Najib Rahman Sabory '07, AFLP Community Leader for BG-Net at Kabul University

Najib Rahman Sabory

AFLP Community Leader at Kabul University

Associate Professor and Head of the Energy Department, Engineering School at Kabul University  

Najib Rahman Sabory is also Chairman of Afghanistan Renewable Energy Union (AREU) as well as the Rotating Chairman of Afghanistan Awareness and Analysis (A3), a Kabul-based think tank. He founded The Kabul Talks, a professional dialogue platform, and TechDoor, an engineering and science networking group. He participated in the UNITAR Afghanistan Fellowship in 2007 and served as Coach and then Resource Person in 2008 and 2009. 

Part I. On the UNITAR Hiroshima Afghanistan Fellowship (AF)

  1. When and how did you get involved in AF? What was your background?

I got the UNITAR Fellowship in 2007. I was briefed by a university colleague who had already completed the Fellowship, and he highly encouraged me to apply.
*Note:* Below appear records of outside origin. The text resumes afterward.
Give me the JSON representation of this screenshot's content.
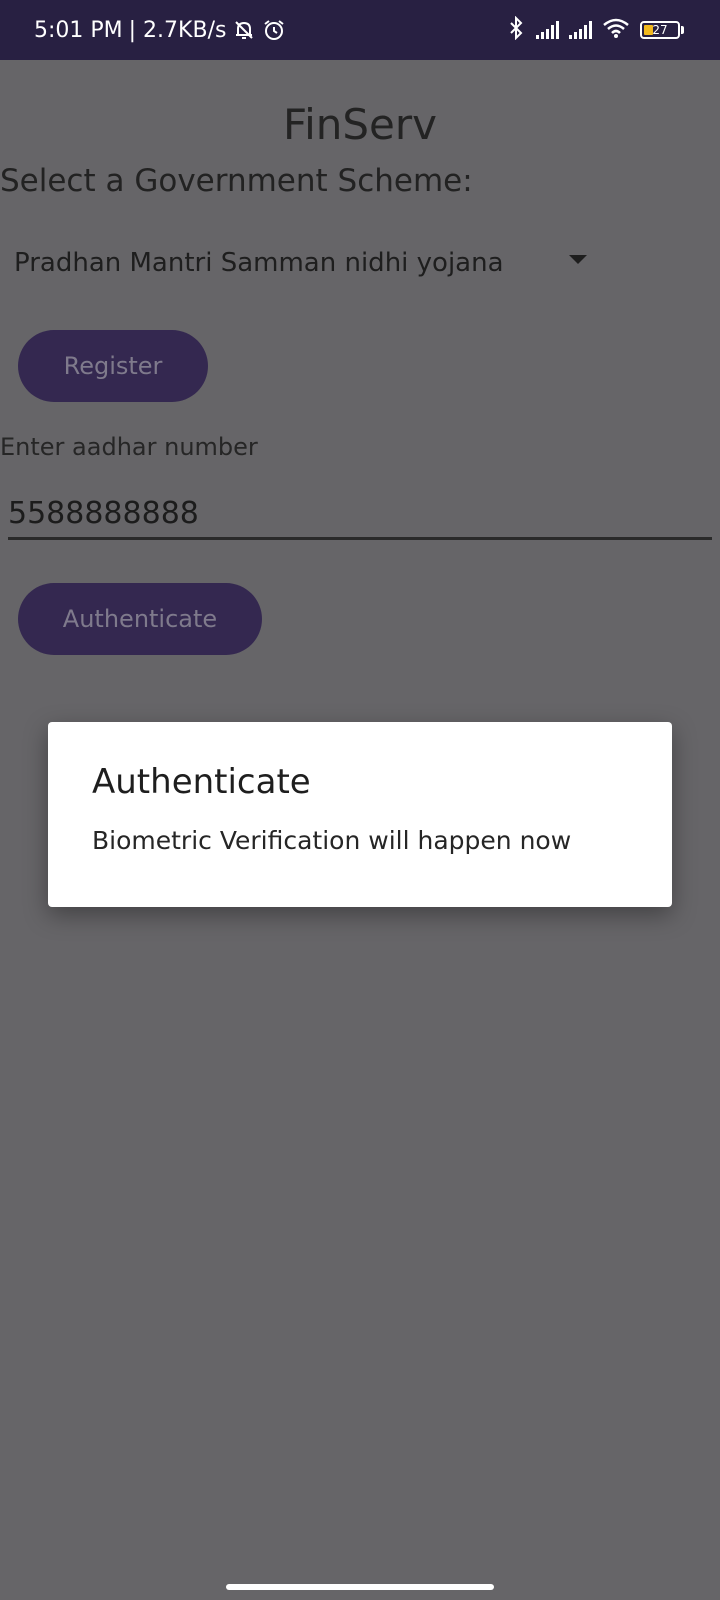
{
  "status_bar": {
    "time": "5:01 PM",
    "network_speed": "| 2.7KB/s",
    "icons": [
      "bell-muted-icon",
      "alarm-icon",
      "bluetooth-icon",
      "signal-icon",
      "signal-icon",
      "wifi-icon",
      "battery-icon"
    ],
    "battery_level": "27",
    "battery_fill_fraction": 0.27
  },
  "app": {
    "title": "FinServ",
    "scheme_label": "Select a Government Scheme:",
    "scheme_selected": "Pradhan Mantri Samman nidhi yojana",
    "register_label": "Register",
    "aadhar_label": "Enter aadhar number",
    "aadhar_value": "5588888888",
    "authenticate_label": "Authenticate"
  },
  "dialog": {
    "title": "Authenticate",
    "message": "Biometric Verification will happen now"
  },
  "colors": {
    "status_bar_bg": "#282042",
    "scrim_bg": "#666568",
    "button_bg": "#342850",
    "battery_accent": "#f2b91e"
  }
}
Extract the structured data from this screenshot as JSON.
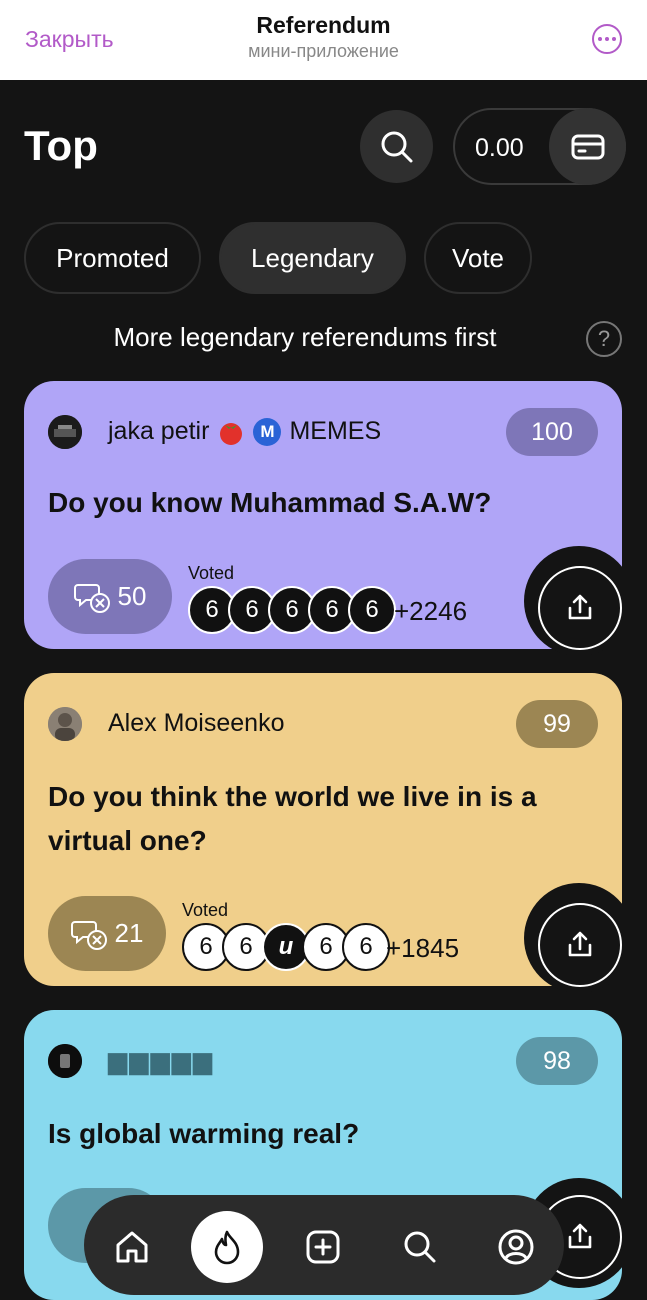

I was teaching at Kabul University, Engineering School, Electrical and Electronics department at the time.

  1. Given AF goal of developing leaders for transformational change, how have you been able to apply the lessons from AF in your projects after the programme?

The concept of transformational change helped us move wisely towards bringing positive change in my organization. After learning the transformations change topics, I learned to move slowly, but smartly. It also helped me identify potential risks and mitigation strategies during the change process.

Part II. On the Botanical Gardens Network (BGNet)

  1. What motivated you to get involved in the AFLP BGNet initiative over and above your current job and commitments? 

I believe that by being in touch with AFLP friends, I will learn more. I accepted in the first call to volunteer in this initiative. I am super-busy with my job and other activities, but I do enjoy working with AFLP colleagues.

  1. What are some possible challenges you might face along the construction of the botanical gardens, i.e. logistics, security, politics, etc.? What is your vision for your city’s botanical garden for future generations?

There are very few people in the technical level who understand all the other aspects of the BG, such as the economic and social benefits. They look at it only as a teaching supplement at the university level, while I think it should be discussed at a higher level. I think the BG garden will support the other aspects of the higher education such as research and site exposure visits for the general public.